Combining structure and probabilities in a Bayesian model of human sentence processing

Srini Narayanan1 & Daniel Jurafsky2
1
SRI International and ICSI, Berkeley, 2 University of Colorado, Boulder

snarayan@icsi.berkeley.edu

 

Human language processing is sensitive to the frequency of many kinds of linguistic knowledge, including lexical frequencies, probabilistic relations between words, subcategorization frequencies, and thematic frequencies.  Experimental support for these frequency effects is robust and wide-spread.  But correctly modeling these frequency effects requires understanding how different kinds of frequencies or probabilities are combined.  Narayanan and Jurafsky (1998) proposed that human language comprehension be modeled by treating human comprehenders as Bayesian reasoners, and modeling the comprehension process with Graphical Models (Bayes Nets).  Bayes Nets provide a principled way to combine probabilistic evidence.  In this paper we extend the Narayanan and Jurafsky model to make further predictions about reading time given the probability of different parses or interpretations, and test the model against reading time data.

In the Bayesian approach, sentence processing proceeds by making a probabilistic decision about interpretations of the input sentence.  Each possible interpretation is assigned a probability, this probability is updated incrementally as each word is input, and the most-probable interpretation is chosen.  Assumptions about the dependence and independence of different probabilistic sources are represented in the topology of the graphical model.  Quantitative dependencies between knowledge sources are modeled using conditional probability tables.

The difficulty in Bayesian models is in making fine-grained reading-time predictions.  The Narayanan and Jurafsky (1998) model predicted extra reading time only when the correct parse had been pruned by the parser due to low-probability.  In our extension of their model, we also predict extra reading time whenever the next word is unpredictable (following Hale, 2001) or when a re-ranking of parse preference occurs.

We tested this extended Bayesian model of human parsing on the experimental data of McRae et al. (1998).  McRae et al. showed that thematic fit influenced by a gated sentence completion task and an on-line reading task.  We showed that a Bayesian network which included probabilities for thematic and syntactic knowledge sources was able to model off-line human jugements and on-line reading-time difficulty for agent-biased sentences.

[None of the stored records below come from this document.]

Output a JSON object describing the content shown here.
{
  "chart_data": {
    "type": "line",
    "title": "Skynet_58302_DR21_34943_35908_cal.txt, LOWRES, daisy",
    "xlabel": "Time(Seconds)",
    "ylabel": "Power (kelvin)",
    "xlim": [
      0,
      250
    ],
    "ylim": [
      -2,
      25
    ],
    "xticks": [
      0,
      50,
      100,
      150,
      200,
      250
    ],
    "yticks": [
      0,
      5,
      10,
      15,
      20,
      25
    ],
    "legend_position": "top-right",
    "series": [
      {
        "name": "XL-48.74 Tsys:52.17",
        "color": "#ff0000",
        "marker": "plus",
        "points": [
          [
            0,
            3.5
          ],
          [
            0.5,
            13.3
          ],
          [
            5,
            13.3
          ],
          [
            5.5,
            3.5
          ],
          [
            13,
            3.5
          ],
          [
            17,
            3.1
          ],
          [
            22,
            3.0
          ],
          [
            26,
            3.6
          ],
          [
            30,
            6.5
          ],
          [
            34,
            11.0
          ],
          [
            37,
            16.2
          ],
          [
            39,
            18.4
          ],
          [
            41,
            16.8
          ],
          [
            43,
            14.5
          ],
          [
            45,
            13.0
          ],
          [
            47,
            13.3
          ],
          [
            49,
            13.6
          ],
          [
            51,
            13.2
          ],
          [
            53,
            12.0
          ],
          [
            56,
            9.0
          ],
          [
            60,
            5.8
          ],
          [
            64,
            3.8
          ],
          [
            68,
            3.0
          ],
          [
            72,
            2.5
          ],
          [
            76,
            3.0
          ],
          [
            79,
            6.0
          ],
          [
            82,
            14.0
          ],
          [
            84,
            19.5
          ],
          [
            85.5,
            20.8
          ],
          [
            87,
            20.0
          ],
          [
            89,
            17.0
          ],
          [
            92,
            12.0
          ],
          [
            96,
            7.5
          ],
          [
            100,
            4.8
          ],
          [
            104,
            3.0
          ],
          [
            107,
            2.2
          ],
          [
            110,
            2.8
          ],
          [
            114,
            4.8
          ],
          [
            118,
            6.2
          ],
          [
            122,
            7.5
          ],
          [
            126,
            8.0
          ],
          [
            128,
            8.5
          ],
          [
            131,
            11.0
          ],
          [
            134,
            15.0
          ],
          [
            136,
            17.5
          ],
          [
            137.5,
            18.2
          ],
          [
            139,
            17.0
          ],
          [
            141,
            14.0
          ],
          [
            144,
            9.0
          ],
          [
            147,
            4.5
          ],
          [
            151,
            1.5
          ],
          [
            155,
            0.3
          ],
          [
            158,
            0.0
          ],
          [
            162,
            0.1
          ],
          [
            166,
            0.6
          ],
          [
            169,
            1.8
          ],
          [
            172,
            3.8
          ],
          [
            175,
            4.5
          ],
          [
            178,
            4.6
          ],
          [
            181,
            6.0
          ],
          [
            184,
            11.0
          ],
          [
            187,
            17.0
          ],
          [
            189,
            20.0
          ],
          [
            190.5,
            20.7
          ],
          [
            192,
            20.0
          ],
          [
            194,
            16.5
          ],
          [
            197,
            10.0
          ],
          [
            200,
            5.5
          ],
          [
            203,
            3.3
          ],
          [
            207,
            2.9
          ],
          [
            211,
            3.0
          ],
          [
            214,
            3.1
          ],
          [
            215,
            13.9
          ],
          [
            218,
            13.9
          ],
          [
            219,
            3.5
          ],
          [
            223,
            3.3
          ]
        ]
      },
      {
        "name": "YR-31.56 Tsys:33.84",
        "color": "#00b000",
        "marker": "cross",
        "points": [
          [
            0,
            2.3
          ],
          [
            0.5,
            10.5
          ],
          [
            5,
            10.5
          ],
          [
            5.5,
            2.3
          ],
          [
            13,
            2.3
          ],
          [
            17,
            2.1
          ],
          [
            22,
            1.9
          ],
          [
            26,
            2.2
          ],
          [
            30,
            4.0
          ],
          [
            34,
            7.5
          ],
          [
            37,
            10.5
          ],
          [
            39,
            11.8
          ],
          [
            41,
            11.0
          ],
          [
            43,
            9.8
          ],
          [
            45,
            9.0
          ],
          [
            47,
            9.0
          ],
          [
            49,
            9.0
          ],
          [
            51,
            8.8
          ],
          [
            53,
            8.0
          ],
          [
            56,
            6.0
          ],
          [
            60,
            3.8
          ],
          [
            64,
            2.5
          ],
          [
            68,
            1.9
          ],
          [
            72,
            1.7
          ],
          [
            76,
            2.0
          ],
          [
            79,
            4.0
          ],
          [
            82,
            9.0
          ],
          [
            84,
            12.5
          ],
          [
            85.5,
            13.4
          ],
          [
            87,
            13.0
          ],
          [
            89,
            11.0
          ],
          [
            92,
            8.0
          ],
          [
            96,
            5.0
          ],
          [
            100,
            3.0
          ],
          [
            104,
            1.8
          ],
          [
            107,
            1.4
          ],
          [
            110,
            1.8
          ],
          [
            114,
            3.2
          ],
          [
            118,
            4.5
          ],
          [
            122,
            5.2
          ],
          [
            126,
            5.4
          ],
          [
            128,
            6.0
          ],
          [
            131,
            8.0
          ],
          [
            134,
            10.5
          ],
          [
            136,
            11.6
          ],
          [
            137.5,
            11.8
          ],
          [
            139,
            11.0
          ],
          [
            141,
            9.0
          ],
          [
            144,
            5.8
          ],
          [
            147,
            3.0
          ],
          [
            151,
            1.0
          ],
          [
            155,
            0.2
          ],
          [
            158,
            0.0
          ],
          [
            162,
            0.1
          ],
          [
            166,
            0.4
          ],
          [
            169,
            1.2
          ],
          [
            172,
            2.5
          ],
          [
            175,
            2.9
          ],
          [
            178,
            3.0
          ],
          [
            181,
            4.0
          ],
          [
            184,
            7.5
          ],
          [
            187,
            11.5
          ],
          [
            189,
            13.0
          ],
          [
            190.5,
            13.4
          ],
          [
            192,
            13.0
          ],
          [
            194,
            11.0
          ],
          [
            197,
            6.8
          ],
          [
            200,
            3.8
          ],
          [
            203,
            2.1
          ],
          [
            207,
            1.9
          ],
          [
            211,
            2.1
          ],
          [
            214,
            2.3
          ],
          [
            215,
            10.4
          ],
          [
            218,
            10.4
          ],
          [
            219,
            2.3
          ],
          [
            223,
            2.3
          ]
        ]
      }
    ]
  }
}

Bayesian models have not been widely applied in psycholinguistics, despite their common use in other areas of psychology such as categorization and learning.  The Bayesian model is similar to constraint-based or connectionist models of sentence processing, but differs in having a principled way to weight and combine evidence.  Our results suggest that our Bayesian approach is able to model psycholinguistic results on evidence combination in human sentence processing, making reading-time predictions from probability.

 

References

Hale, J. (2001).  A probabilistic earley parser as a psycholinguistic model.  Proceedings of NAACL-2001.

McRae, K., Spivey-Knowlton, M., & Tanenhaus, M. K.(1998).  Modeling the effect of thematic fit (and other constraints) in on-line sentence comprehension.  Journal of Memory and Language, 38, 283 312.

Narayanan, S., & Jurafsky, D. (1998).  Bayesian models of human sentence processing.  In COGSCI-98, pp. 752-757.  Madison, WI: Lawrence Erlbaum.